Ainsi, Segalen emprunte à la tradition chinoise le pliage en accordéon et la reliure spécifique des recueils d’estampes faite de deux planchettes de bois de camphrier maintenues par des cordons de soie. Le papier avait choisi par le couple : Yvonne Segalen se souviendrait auprès de sa fille : « Ce papier de Corée venait bien de Corée. Nous avions acheté les premières feuilles à Pékin pour coller l’hiver au treillage de la classique maison chinoise et ton père avait été frappé de la beauté de ce papier » (Victor Segalen, Correspondance, Paris, Fayard, 2004, t. I, p. 1263). Le format de la page est inspiré des proportions des stèles, ces monuments lapidaires dressés dans la campagne chinoise, au bord des routes, dans les cours des temples, devant les tombeaux : des pages monolithes vantant les vertus d’un défunt, relatant des faits, énonçant des édits ou des résolutions pieuses. S’en suit un ouvrage alors unique, d’une mise en page non seulement subtile mais d’une incomparable autorité : une des oeuvres phares de la poésie naissante du XXe siècle, “un genre littéraire nouveau” selon les voeux de l’auteur. Une longue ode poétique qui s’égrène sur une feuille unique en accordéon, anopisthographe : la stèle n’a pas d’envers.

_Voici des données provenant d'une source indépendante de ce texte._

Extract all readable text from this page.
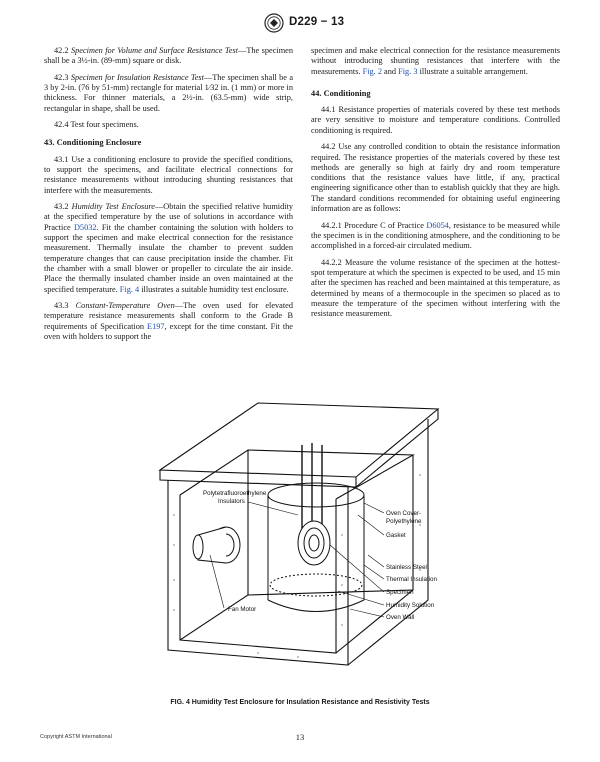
D229 − 13

42.2 Specimen for Volume and Surface Resistance Test—The specimen shall be a 3½-in. (89-mm) square or disk.

42.3 Specimen for Insulation Resistance Test—The specimen shall be a 3 by 2-in. (76 by 51-mm) rectangle for material 1⁄32 in. (1 mm) or more in thickness. For thinner materials, a 2½-in. (63.5-mm) wide strip, rectangular in shape, shall be used.

42.4 Test four specimens.

43. Conditioning Enclosure

43.1 Use a conditioning enclosure to provide the specified conditions, to support the specimens, and facilitate electrical connections for resistance measurements without introducing shunting resistances that interfere with the measurements.

43.2 Humidity Test Enclosure—Obtain the specified relative humidity at the specified temperature by the use of solutions in accordance with Practice D5032. Fit the chamber containing the solution with holders to support the specimen and make electrical connection for the resistance measurement. Thermally insulate the chamber to prevent sudden temperature changes that can cause precipitation inside the chamber. Fit the chamber with a small blower or propeller to circulate the air inside. Place the thermally insulated chamber inside an oven maintained at the specified temperature. Fig. 4 illustrates a suitable humidity test enclosure.

43.3 Constant-Temperature Oven—The oven used for elevated temperature resistance measurements shall conform to the Grade B requirements of Specification E197, except for the time constant. Fit the oven with holders to support the

specimen and make electrical connection for the resistance measurements without introducing shunting resistances that interfere with the measurements. Fig. 2 and Fig. 3 illustrate a suitable arrangement.

44. Conditioning

44.1 Resistance properties of materials covered by these test methods are very sensitive to moisture and temperature conditions. Controlled conditioning is required.

44.2 Use any controlled condition to obtain the resistance information required. The resistance properties of the materials covered by these test methods are generally so high at fairly dry and room temperature conditions that the resistance values have little, if any, practical engineering significance other than to establish quickly that they are high. The standard conditions recommended for obtaining useful engineering information are as follows:

44.2.1 Procedure C of Practice D6054, resistance to be measured while the specimen is in the conditioning atmosphere, and the conditioning to be accomplished in a forced-air circulated medium.

44.2.2 Measure the volume resistance of the specimen at the hottest-spot temperature at which the specimen is expected to be used, and 15 min after the specimen has reached and been maintained at this temperature, as determined by means of a thermocouple in the specimen so placed as to measure the temperature of the specimen without interfering with the resistance measurement.

Polytetrafluoroethylene
Insulators
Oven Cover-
Polyethylene
Gasket
Stainless Steel
Thermal Insulation
Specimen
Humidity Solution
Oven Wall
Fan Motor
FIG. 4 Humidity Test Enclosure for Insulation Resistance and Resistivity Tests
Copyright ASTM International	13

L’exposition En français dans le texte (Paris, 1990, nº 340) ne dit pas autre chose : “en même temps qu’il écrit sa première stèle, le 24 septembre 1910, Segalen commence à rédiger l’admirable texte préliminaire en s’arrangeant ‘pour que tout mot soit double et retentisse profondément’. Il compose ainsi un très lucide art poétique et, par la formule ‘jour de connaissance au fond de soi’, se rattache à la famille des poètes pour qui la poésie est moyen de connaissance et tentative pour forcer les portes du monde.” Stèles s’est depuis imposé depuis comme un des recueils importants du XXe siècle, en marge des mouvements dominants comme le surréalisme, et dans la veine orientaliste de poètes comme Saint-John Perse (Anabase, Amitiés du Prince), Paul Claudel (Connaissance de l’Est) ou Henri Michaux (Un barbare en Asie).
Bel exemplaire, sous ses deux ais de bois originaux ainsi que leurs cordons, intacts.
Récits du monde, Imec, 2018 ; Segalen, Correspondance, Fayard, 2004.